In what appears to be an incentive to improve the competitive spirit of NBA All-Star Games, player earnings have been increased, league sources tell ESPN.
Each player on the winning team will receive $100,000, and the losing team players will pocket $25,000, league sources said. The only modification is the winner's compensation, with a $50,000 boost from previous years.
All-Star Weekend 2018 will be Feb. 16-18 in Los Angeles.
There will be a $75,000 difference between the winners' and losers' earnings, as opposed to just $25,000. Some players have bonuses in their contracts tied to All-Star appearances, but that is independent of the boost the league is rewarding the All-Star Game winners.
All-Star players who spoke to ESPN overwhelmingly agreed that this financial incentive is a game-changer. Most of the All-Stars said they were unaware of the salary hike.

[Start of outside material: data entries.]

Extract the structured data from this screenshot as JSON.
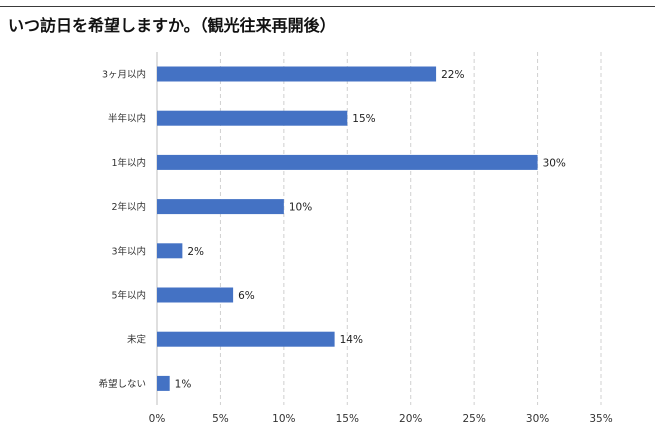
{
  "chart_data": {
    "type": "bar",
    "orientation": "horizontal",
    "title": "いつ訪日を希望しますか。（観光往来再開後）",
    "categories": [
      "3ヶ月以内",
      "半年以内",
      "1年以内",
      "2年以内",
      "3年以内",
      "5年以内",
      "未定",
      "希望しない"
    ],
    "values": [
      22,
      15,
      30,
      10,
      2,
      6,
      14,
      1
    ],
    "value_labels": [
      "22%",
      "15%",
      "30%",
      "10%",
      "2%",
      "6%",
      "14%",
      "1%"
    ],
    "xticks": [
      "0%",
      "5%",
      "10%",
      "15%",
      "20%",
      "25%",
      "30%",
      "35%"
    ],
    "xlim": [
      0,
      35
    ],
    "grid": "vertical-dashed",
    "bar_color": "#4472c4",
    "grid_color": "#d0d0d0"
  }
}
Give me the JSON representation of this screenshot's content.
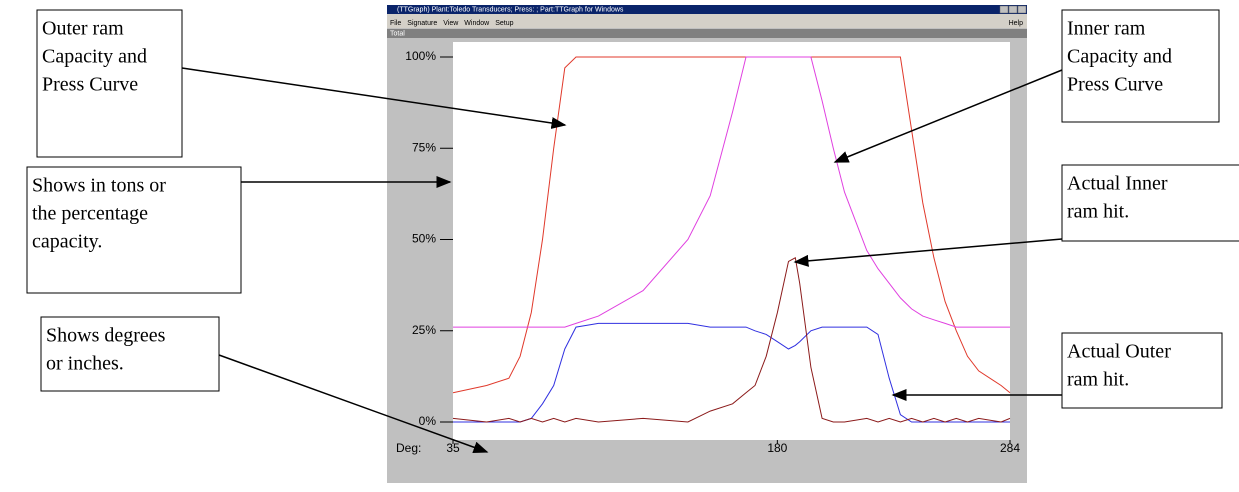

"Well, I would like to think so," Boston Celtics forward Al Horford told ESPN. "I think guys will definitely take the game more seriously. In the last couple of years, the games haven't been good, and we're all aware of that. Regardless of that, I think guys are going to come out and compete. But that's a big incentive, for sure. We're going to be diving for loose balls out there."
Over the years, there have been heightened complaints about the players not taking the game seriously enough, with porous defense and half-hearted offensive showings. That could change dramatically.
"That'll certainly make it more interesting," Boston Celtics guard Kyrie Irving said regarding the $100,000 winner's prize. "That's a huge difference."
"I think it will help, for sure. That's a lot of money," Golden State Warriors guard Klay Thompson told ESPN. "It will definitely help."
This season, the NBA removed the Eastern Conference vs. Western Conference format and implemented a draft in which two captains, the top vote-getter in each conference, make the selections. Furthermore, the teams will play for a local charity. The belief is that the intensity might pick up with such alterations.
But of all the revisions, the almighty dollar might just be the solution.
"That's significant. For some players, they just want to see [the game] being worth their time," Golden State Warriors guard Stephen Curry told ESPN. "An idea I have is shortening the day. The entire game day is the biggest drag for us. Media [obligations], sponsorship appearances, [extravagant, prolonged] All-Star introductions. It's obviously a made-for-TV event. After all that, then there's the game. That's a lot. But all the changes should help make the game a little better. It won't be like [Saturday night against the Celtics], but it should be better."
Team LeBron James drafted Kevin Durant and fellow starters Irving, Anthony Davis and DeMarcus Cousins, along with reserves Bradley Beal, LaMarcus Aldridge, Kevin Love, Russell Westbrook, Victor Oladipo, Kristaps Porzingis and John Wall.
Paul George was voted in by commissioner Adam Silver as an injury replacement for Cousins.
Team Curry selected starters Giannis Antetokounmpo, DeMar DeRozan, James Harden and Joel Embiid and reserves Damian Lillard, Jimmy Butler, Draymond Green, Kyle Lowry, Thompson, Karl-Anthony Towns and Horford.
The game will be played Feb. 18 at Staples Center.